Deputy Commander of the PLA Navy
- Incumbent
- Assumed office January 2014
- Commander: Wu Shengli

Commander of the North Sea Fleet
- In office January 2008 – December 2013
- Preceded by: Su Shiliang
- Succeeded by: Qiu Yanpeng

Personal details
- Born: 1956 (age 69–70) Huanghua, Hebei, China
- Party: Chinese Communist Party

Military service
- Allegiance: China
- Branch/service: People's Liberation Army Navy
- Years of service: 1974 − present
- Rank: Vice-Admiral

= Tian Zhong =

Chinese Navy admiral

Tian Zhong (田中; born 1956) is a vice-admiral (zhong jiang) of the People's Liberation Army Navy (PLAN) of China. He has been deputy commander of the PLAN since 2014, and formerly served as commander of the North Sea Fleet.

==Early life==
Tian Zhong was born in 1956 in Huanghua, Hebei Province.

==Career==
Zhong joined the PLAN in 1974; he attained the rank of rear admiral in 2001 and vice-admiral in 2009.

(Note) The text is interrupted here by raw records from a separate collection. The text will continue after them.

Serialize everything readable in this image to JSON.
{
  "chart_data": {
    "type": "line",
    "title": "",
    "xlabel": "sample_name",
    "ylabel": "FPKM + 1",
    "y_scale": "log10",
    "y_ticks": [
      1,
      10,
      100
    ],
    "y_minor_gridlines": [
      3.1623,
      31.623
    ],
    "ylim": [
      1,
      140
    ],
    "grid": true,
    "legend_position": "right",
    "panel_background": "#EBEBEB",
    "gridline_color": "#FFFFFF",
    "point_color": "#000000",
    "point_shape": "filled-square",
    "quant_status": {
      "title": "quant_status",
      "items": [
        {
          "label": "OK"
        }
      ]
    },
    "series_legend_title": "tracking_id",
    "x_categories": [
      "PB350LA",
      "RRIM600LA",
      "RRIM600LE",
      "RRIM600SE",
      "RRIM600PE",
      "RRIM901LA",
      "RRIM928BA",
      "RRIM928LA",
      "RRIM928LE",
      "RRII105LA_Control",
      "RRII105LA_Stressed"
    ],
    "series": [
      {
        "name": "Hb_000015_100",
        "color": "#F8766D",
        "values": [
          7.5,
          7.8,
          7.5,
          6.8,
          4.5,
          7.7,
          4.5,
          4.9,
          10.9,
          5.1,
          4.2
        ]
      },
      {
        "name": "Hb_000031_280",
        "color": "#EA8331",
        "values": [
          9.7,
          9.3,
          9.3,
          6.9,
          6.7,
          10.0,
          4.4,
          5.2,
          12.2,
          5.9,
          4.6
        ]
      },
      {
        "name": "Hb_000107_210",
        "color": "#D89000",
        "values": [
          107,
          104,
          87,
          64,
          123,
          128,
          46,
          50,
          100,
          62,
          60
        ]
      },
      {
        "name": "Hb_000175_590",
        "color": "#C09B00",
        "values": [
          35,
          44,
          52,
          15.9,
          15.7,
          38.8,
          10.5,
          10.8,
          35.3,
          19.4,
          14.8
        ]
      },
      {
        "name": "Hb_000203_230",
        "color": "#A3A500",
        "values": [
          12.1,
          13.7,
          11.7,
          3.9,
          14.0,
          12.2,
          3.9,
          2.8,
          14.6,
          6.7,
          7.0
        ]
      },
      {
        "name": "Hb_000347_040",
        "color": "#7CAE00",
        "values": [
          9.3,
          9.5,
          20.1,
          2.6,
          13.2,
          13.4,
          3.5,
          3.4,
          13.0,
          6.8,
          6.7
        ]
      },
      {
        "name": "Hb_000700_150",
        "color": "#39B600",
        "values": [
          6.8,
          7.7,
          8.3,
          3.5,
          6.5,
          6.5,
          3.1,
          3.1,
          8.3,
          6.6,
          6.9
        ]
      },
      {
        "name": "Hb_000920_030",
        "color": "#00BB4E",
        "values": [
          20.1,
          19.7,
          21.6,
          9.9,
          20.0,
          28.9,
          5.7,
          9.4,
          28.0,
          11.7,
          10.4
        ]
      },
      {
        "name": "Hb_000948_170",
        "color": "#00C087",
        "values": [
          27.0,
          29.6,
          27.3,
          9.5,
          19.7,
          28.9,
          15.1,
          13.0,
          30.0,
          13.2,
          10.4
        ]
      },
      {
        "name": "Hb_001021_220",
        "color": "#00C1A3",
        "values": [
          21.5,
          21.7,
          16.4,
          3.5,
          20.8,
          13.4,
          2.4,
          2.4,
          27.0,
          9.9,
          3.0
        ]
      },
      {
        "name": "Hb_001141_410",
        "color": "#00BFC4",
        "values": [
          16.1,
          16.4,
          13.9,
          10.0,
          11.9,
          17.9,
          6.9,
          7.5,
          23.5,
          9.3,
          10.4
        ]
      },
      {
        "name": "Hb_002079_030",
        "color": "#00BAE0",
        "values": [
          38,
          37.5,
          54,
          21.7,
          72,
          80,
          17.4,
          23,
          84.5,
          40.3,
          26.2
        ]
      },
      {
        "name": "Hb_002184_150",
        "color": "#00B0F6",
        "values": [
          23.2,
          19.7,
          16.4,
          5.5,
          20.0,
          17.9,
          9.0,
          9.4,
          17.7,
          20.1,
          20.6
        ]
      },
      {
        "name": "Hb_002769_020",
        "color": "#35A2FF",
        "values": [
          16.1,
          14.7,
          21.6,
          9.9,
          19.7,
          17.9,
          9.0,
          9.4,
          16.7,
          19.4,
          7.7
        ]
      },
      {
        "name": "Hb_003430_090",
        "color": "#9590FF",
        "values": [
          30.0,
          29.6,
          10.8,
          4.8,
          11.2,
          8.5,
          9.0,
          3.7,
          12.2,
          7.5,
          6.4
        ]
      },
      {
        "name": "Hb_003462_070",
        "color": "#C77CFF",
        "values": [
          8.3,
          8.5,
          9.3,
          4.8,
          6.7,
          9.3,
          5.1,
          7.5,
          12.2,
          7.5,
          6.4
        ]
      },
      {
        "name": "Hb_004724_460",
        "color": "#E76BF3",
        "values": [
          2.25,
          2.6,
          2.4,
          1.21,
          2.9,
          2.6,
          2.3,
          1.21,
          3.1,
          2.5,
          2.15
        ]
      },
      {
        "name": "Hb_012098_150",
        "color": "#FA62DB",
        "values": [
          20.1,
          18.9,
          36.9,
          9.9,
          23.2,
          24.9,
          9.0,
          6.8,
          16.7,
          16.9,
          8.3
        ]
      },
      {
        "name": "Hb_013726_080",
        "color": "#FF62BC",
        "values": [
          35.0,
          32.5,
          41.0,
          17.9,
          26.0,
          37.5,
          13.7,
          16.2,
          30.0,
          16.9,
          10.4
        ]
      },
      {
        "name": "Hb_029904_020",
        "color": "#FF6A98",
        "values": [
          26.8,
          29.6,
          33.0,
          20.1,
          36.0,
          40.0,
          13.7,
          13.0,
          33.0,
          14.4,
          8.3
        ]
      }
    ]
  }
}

From December 2007 to January 2014, Tian served as commander of the North Sea Fleet as well as deputy commander of the Jinan Military Region. He became deputy commander of the PLA Navy in January 2014, and Rear Admiral Qiu Yanpeng succeeded him as commander of the North Sea Fleet.

Tian Zhong was a member of the 18th Central Committee of the Chinese Communist Party.